Classified documents leaked to a consortium of news organizations and published last month revealed a Chinese government strategy to lock up ethnic minorities before any crime has been committed to rewire their thoughts and the language they speak.
“They confirm that this is a form of cultural genocide,” Adrian Zenz, a leading security expert on the far western region of Xinjiang, told The Associated Press. “It really shows that from the onset, the Chinese government had a plan.”
Cong rejected the reports outright and said “the facts speak for themselves.” More than 2.4 million tourists visited Xinjiang last year, he said. “And they enjoyed that very much.”

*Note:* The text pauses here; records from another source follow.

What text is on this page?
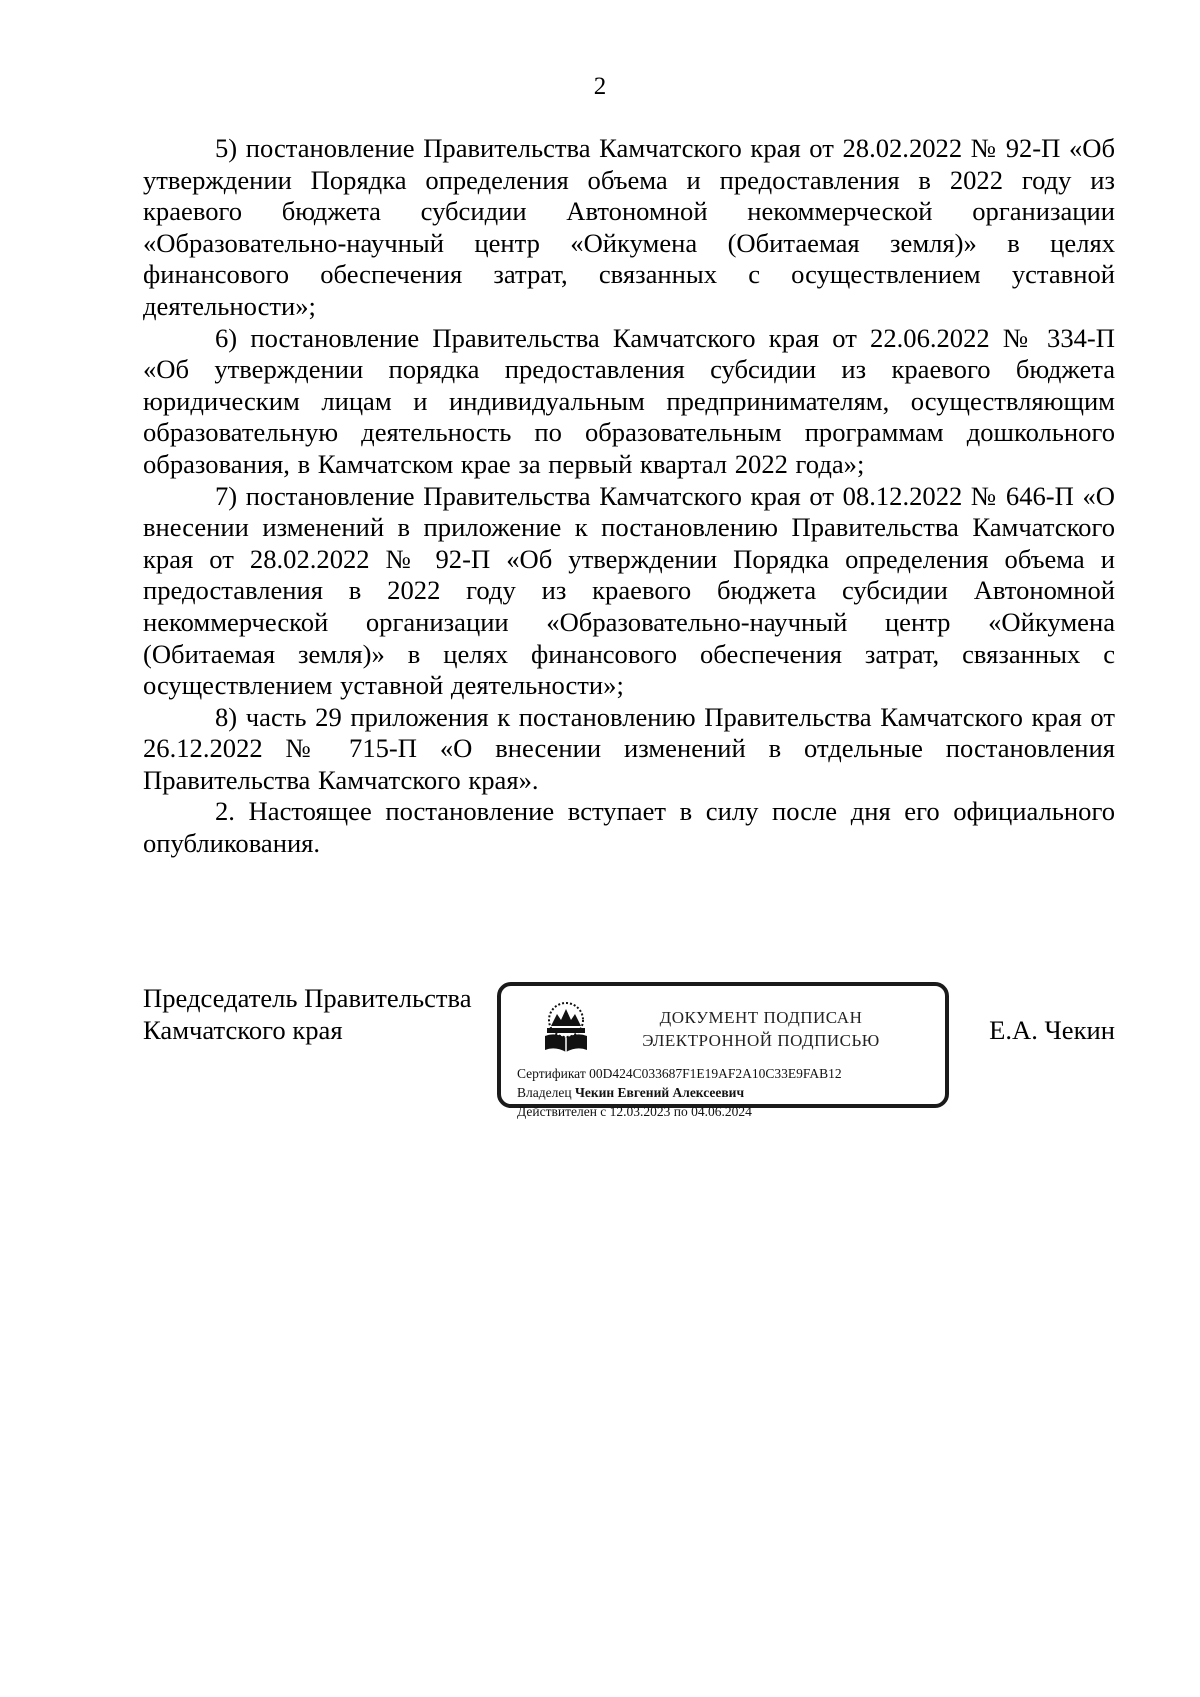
2

5) постановление Правительства Камчатского края от 28.02.2022 № 92-П «Об утверждении Порядка определения объема и предоставления в 2022 году из краевого бюджета субсидии Автономной некоммерческой организации «Образовательно-научный центр «Ойкумена (Обитаемая земля)» в целях финансового обеспечения затрат, связанных с осуществлением уставной деятельности»;

6) постановление Правительства Камчатского края от 22.06.2022 № 334-П «Об утверждении порядка предоставления субсидии из краевого бюджета юридическим лицам и индивидуальным предпринимателям, осуществляющим образовательную деятельность по образовательным программам дошкольного образования, в Камчатском крае за первый квартал 2022 года»;

7) постановление Правительства Камчатского края от 08.12.2022 № 646-П «О внесении изменений в приложение к постановлению Правительства Камчатского края от 28.02.2022 № 92-П «Об утверждении Порядка определения объема и предоставления в 2022 году из краевого бюджета субсидии Автономной некоммерческой организации «Образовательно-научный центр «Ойкумена (Обитаемая земля)» в целях финансового обеспечения затрат, связанных с осуществлением уставной деятельности»;

8) часть 29 приложения к постановлению Правительства Камчатского края от 26.12.2022 № 715-П «О внесении изменений в отдельные постановления Правительства Камчатского края».

2. Настоящее постановление вступает в силу после дня его официального опубликования.

Председатель Правительства
Камчатского края	ДОКУМЕНТ ПОДПИСАН
ЭЛЕКТРОННОЙ ПОДПИСЬЮ
Сертификат 00D424C033687F1E19AF2A10C33E9FAB12
Владелец Чекин Евгений Алексеевич
Действителен с 12.03.2023 по 04.06.2024
Е.А. Чекин
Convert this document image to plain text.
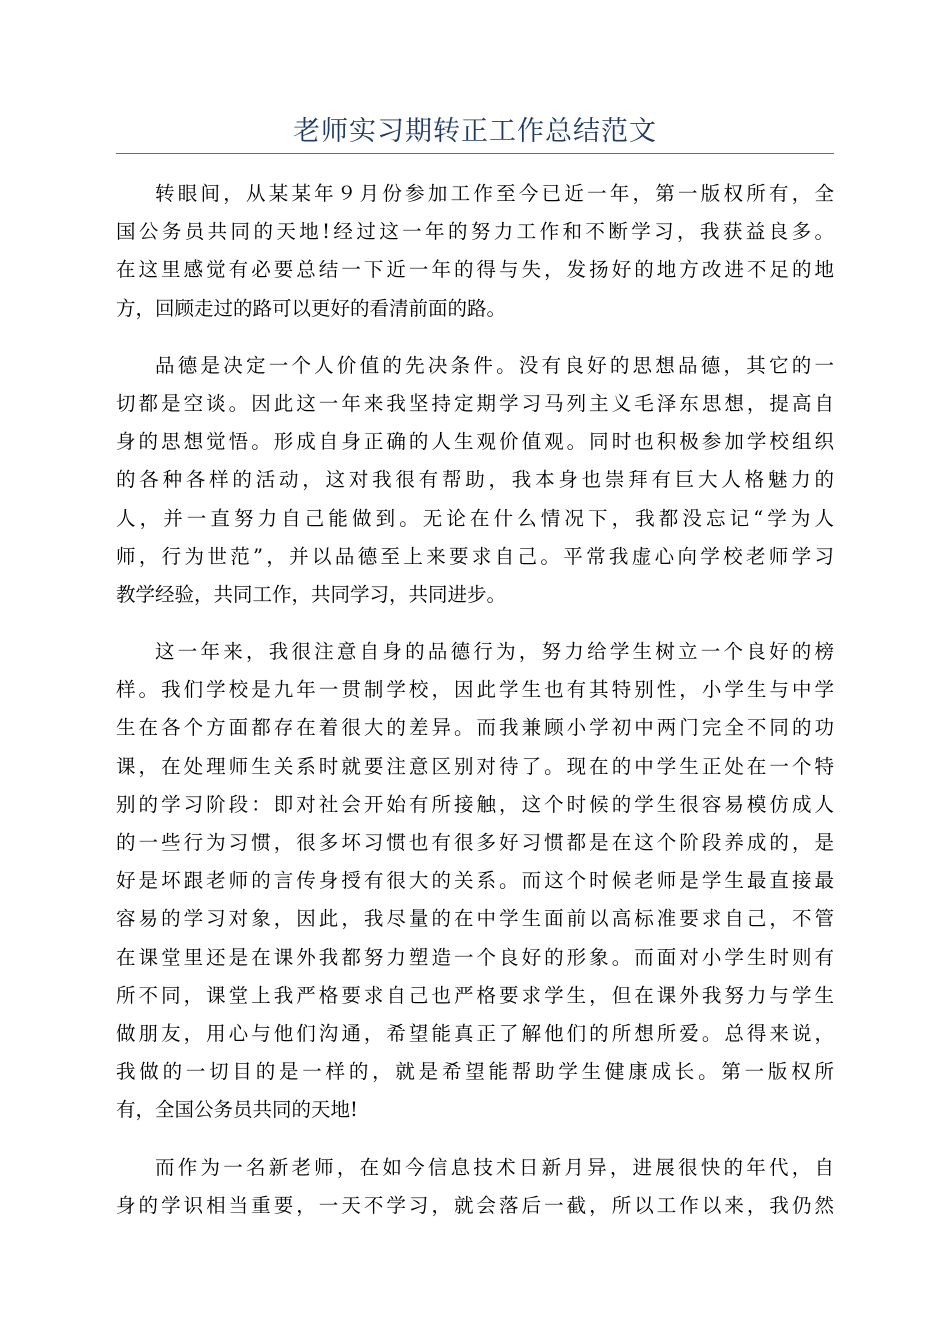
老师实习期转正工作总结范文
转眼间，从某某年９月份参加工作至今已近一年，第一版权所有，全
国公务员共同的天地!经过这一年的努力工作和不断学习，我获益良多。
在这里感觉有必要总结一下近一年的得与失，发扬好的地方改进不足的地
方，回顾走过的路可以更好的看清前面的路。
品德是决定一个人价值的先决条件。没有良好的思想品德，其它的一
切都是空谈。因此这一年来我坚持定期学习马列主义毛泽东思想，提高自
身的思想觉悟。形成自身正确的人生观价值观。同时也积极参加学校组织
的各种各样的活动，这对我很有帮助，我本身也崇拜有巨大人格魅力的
人，并一直努力自己能做到。无论在什么情况下，我都没忘记“学为人
师，行为世范”，并以品德至上来要求自己。平常我虚心向学校老师学习
教学经验，共同工作，共同学习，共同进步。
这一年来，我很注意自身的品德行为，努力给学生树立一个良好的榜
样。我们学校是九年一贯制学校，因此学生也有其特别性，小学生与中学
生在各个方面都存在着很大的差异。而我兼顾小学初中两门完全不同的功
课，在处理师生关系时就要注意区别对待了。现在的中学生正处在一个特
别的学习阶段：即对社会开始有所接触，这个时候的学生很容易模仿成人
的一些行为习惯，很多坏习惯也有很多好习惯都是在这个阶段养成的，是
好是坏跟老师的言传身授有很大的关系。而这个时候老师是学生最直接最
容易的学习对象，因此，我尽量的在中学生面前以高标准要求自己，不管
在课堂里还是在课外我都努力塑造一个良好的形象。而面对小学生时则有
所不同，课堂上我严格要求自己也严格要求学生，但在课外我努力与学生
做朋友，用心与他们沟通，希望能真正了解他们的所想所爱。总得来说，
我做的一切目的是一样的，就是希望能帮助学生健康成长。第一版权所
有，全国公务员共同的天地!
而作为一名新老师，在如今信息技术日新月异，进展很快的年代，自
身的学识相当重要，一天不学习，就会落后一截，所以工作以来，我仍然
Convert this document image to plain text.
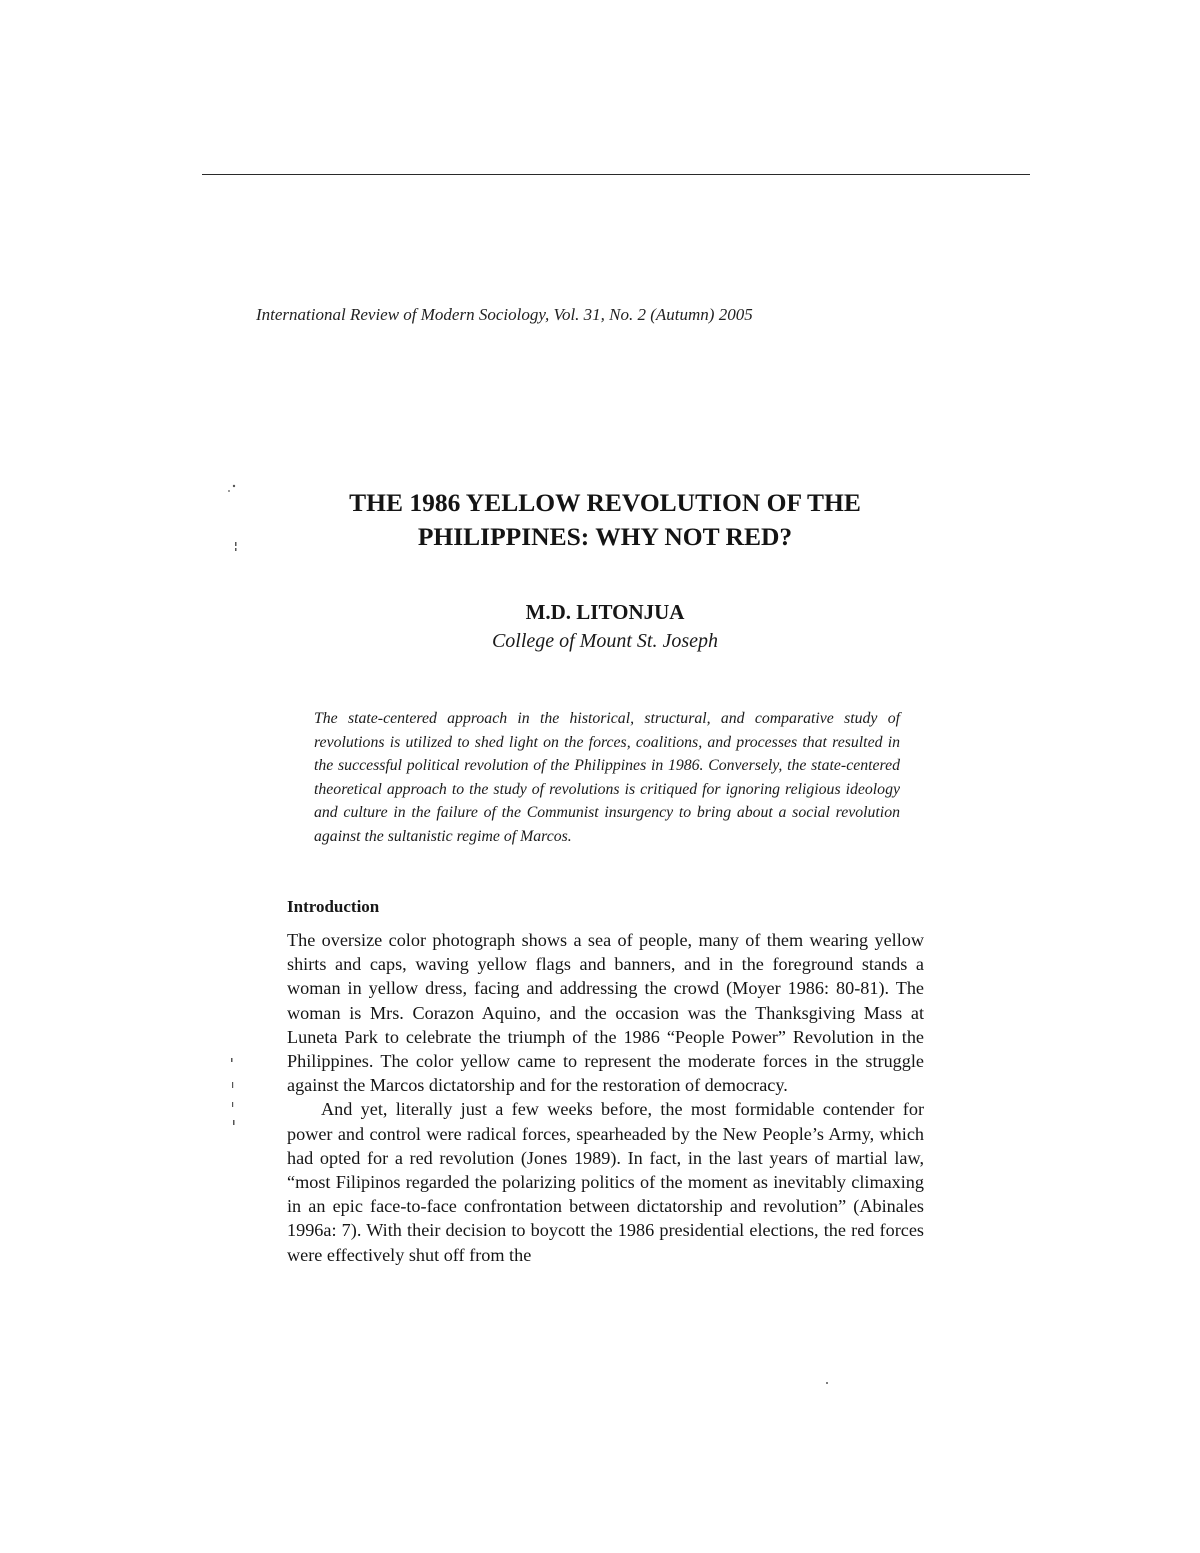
International Review of Modern Sociology, Vol. 31, No. 2 (Autumn) 2005
THE 1986 YELLOW REVOLUTION OF THE
PHILIPPINES: WHY NOT RED?
M.D. LITONJUA
College of Mount St. Joseph
The state-centered approach in the historical, structural, and comparative study of revolutions is utilized to shed light on the forces, coalitions, and processes that resulted in the successful political revolution of the Philippines in 1986. Conversely, the state-centered theoretical approach to the study of revolutions is critiqued for ignoring religious ideology and culture in the failure of the Communist insurgency to bring about a social revolution against the sultanistic regime of Marcos.
Introduction

The oversize color photograph shows a sea of people, many of them wearing yellow shirts and caps, waving yellow flags and banners, and in the foreground stands a woman in yellow dress, facing and addressing the crowd (Moyer 1986: 80-81). The woman is Mrs. Corazon Aquino, and the occasion was the Thanksgiving Mass at Luneta Park to celebrate the triumph of the 1986 “People Power” Revolution in the Philippines. The color yellow came to represent the moderate forces in the struggle against the Marcos dictatorship and for the restoration of democracy.

And yet, literally just a few weeks before, the most formidable contender for power and control were radical forces, spearheaded by the New People’s Army, which had opted for a red revolution (Jones 1989). In fact, in the last years of martial law, “most Filipinos regarded the polarizing politics of the moment as inevitably climaxing in an epic face-to-face confrontation between dictatorship and revolution” (Abinales 1996a: 7). With their decision to boycott the 1986 presidential elections, the red forces were effectively shut off from the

The U.S. Congress on Wednesday overwhelmingly approved a bill targeting Beijing’s mass crackdown on ethnic Muslim minorities, less than one week after U.S. President Donald Trump signed separate human rights legislation on Hong Kong.
The Uighur Human Rights Policy Act denounces the detention of an estimated 1 million Uighurs, Kazakhs and others in Xinjiang, home to the predominantly Muslim minority groups. It would require the State Department to evaluate whether Chinese officials would meet the criteria for sanctions for their roles in enacting oppressive policies.
Canada-China relations have been strained since Dec. 1, 2018, when RCMP arrested Huawei executive Meng Wanzhou at Vancouver’s airport, at the request of the United States.
Days later, two Canadians — Michael Spavor and Michael Kovrig — were detained in China on allegations of undermining national security, and the two men continue to be held in that country.
“These two Canadians are arrested by competent Chinese authorities because they are suspected of endangering Chinese national security,” Cong said. “Their legitimate rights have been guaranteed.”